Director: Hayao Miyazaki
My first experience with Studio Ghibli was watching Princess Mononoke. I had never seen Japanese animation before and was unprepared for the style, the action, and the dubbing. It was an art form that I wouldn’t appreciate until years later, even though the studio was becoming famous worldwide. Mononoke, Spirited Away, Howl’s Moving Castle, Ponyo, Arrietty, The Wind Rises, When Marnie Was There; these are some of the most widely known and successful animated movies of all-time, though Americans continue to prefer Disney, Pixar, and other local animation studies. But the power of Ghibli can’t be denied, as their films are an artistic medium all on their own and continue to amaze us with wonderful stories brought to life with dazzling talent.
This is a tale of the Japanese engineer Jiro Horikoshi, a fictitious account of his personal life, layered with historic events leading up to Japan entering WWII. Jiro was obsessed with airplanes; their beauty, their lines, their power, their creation. He was inspired by Italian aircraft designer Giovanni Caproni, who would pleasantly haunt his dreams Jiro’s entire life, pushing him to take Japanese aeronautics to places it had never been before. Jiro worked for Mitsubishi, which worked for the government, and his primary job was creating fighter jets for the military, as war with the West was fast approaching. During this time of chaos, Jiro fell in love with the wonderful Nahoko, who was ill and not long for this world, but who made him happier than anything else he had experienced in his life. Jiro’s passion fueled Japan’s advancement, but only toward war and suffering, not toward the freedom of the skies that he always imagined.
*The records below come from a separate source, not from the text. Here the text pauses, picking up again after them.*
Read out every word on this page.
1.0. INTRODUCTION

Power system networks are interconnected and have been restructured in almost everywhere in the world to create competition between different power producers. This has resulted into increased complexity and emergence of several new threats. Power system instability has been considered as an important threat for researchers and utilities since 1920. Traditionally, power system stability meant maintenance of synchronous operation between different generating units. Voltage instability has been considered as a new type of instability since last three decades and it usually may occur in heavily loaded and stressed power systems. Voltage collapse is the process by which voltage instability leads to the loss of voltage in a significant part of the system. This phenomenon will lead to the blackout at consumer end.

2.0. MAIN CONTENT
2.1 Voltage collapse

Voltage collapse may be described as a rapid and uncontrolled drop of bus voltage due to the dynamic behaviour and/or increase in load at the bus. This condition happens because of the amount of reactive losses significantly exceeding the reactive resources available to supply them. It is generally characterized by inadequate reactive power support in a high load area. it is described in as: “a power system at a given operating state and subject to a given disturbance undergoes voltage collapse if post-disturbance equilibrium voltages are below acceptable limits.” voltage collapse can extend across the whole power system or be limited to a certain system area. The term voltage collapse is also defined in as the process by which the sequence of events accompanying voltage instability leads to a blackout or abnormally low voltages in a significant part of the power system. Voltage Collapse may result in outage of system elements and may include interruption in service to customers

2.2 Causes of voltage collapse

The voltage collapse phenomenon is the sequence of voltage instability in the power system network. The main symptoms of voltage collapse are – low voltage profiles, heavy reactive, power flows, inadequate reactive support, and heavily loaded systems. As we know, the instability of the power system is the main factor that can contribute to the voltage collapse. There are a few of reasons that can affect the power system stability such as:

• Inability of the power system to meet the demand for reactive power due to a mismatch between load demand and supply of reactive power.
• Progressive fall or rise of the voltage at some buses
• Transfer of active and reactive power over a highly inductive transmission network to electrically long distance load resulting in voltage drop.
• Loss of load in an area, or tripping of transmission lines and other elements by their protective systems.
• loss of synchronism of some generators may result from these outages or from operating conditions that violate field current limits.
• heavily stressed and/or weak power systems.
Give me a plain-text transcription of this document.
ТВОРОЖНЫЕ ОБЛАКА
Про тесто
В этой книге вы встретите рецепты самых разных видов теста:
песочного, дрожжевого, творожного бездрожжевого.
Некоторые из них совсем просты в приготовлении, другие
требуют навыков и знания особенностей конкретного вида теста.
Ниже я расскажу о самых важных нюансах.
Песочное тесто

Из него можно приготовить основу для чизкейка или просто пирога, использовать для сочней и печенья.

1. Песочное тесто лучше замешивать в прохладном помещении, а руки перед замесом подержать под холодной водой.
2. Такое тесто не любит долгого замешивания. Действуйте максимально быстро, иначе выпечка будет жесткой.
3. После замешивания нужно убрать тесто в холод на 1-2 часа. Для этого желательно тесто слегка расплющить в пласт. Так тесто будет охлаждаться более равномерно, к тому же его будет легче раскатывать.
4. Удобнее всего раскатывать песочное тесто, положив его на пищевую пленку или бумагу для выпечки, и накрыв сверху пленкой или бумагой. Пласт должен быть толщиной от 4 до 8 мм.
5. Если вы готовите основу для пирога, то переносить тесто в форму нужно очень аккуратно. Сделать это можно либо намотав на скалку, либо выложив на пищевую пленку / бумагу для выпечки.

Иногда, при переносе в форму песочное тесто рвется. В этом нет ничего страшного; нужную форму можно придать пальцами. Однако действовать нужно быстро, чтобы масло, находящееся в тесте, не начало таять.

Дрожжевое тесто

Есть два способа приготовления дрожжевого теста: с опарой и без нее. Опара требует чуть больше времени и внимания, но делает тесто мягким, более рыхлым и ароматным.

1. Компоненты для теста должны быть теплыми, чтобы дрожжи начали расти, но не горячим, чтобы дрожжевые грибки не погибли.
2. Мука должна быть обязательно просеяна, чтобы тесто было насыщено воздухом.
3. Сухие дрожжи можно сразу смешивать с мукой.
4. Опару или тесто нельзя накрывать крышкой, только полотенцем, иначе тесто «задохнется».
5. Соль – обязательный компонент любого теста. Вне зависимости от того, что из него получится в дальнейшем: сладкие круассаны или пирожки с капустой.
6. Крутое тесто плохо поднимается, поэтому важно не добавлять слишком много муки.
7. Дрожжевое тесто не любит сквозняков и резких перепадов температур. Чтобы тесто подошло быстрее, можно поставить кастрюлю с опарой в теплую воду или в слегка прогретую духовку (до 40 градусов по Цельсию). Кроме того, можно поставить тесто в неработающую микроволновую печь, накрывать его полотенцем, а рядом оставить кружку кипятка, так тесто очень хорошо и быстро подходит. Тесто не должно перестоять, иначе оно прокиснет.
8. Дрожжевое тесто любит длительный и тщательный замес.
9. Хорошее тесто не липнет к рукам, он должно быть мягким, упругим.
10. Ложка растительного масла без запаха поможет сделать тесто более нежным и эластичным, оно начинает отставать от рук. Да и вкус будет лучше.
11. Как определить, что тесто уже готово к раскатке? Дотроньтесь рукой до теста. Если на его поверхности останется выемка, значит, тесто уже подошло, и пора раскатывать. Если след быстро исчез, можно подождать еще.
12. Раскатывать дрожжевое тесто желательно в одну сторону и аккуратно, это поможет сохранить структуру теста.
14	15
The Wind Rises is a variation from typical Ghibli as it’s not made for kids, contains almost no whimsy, uses animation to focus on darker themes, and relates true history, all while still laying back on a support of stellar animation and unbelievable storytelling. The film touches on a real earthquake, the Great Depression, a tuberculosis epidemic, and WWII, each event seen through the eyes of our main character, audiences guided along through the timeline to experience the reality but also to enjoy the artistic representation. There are some more-magical elements, mainly Jiro’s dreams, his imagined conversations with the man who inspired his love of aeronautics. But the movie mainly stays grounded (mind the pun), and therefor doesn’t exactly cast the same magical spell as so many others in the studio’s filmography. The Hollywood cast is great: JGL, Blunt, Krasinski, Stanly Tucci, Martin Short, Mandy Patinkin, Mae Whitman, Werner Herzog, Jennifer Gray, William H. Macy, Elijah Wood. And the animation, wow, it will quite literally blow you away. Perhaps I didn’t love Wind Rises as much as Ponyo or Arrietty, perhaps the kid in me was slightly disappointed. But there’s no doubt that this film is another great Ghibli feature, that no one else can create movies like this, so beautiful and so minutely perfect, a work of art on our screens that we are lucky to have seen.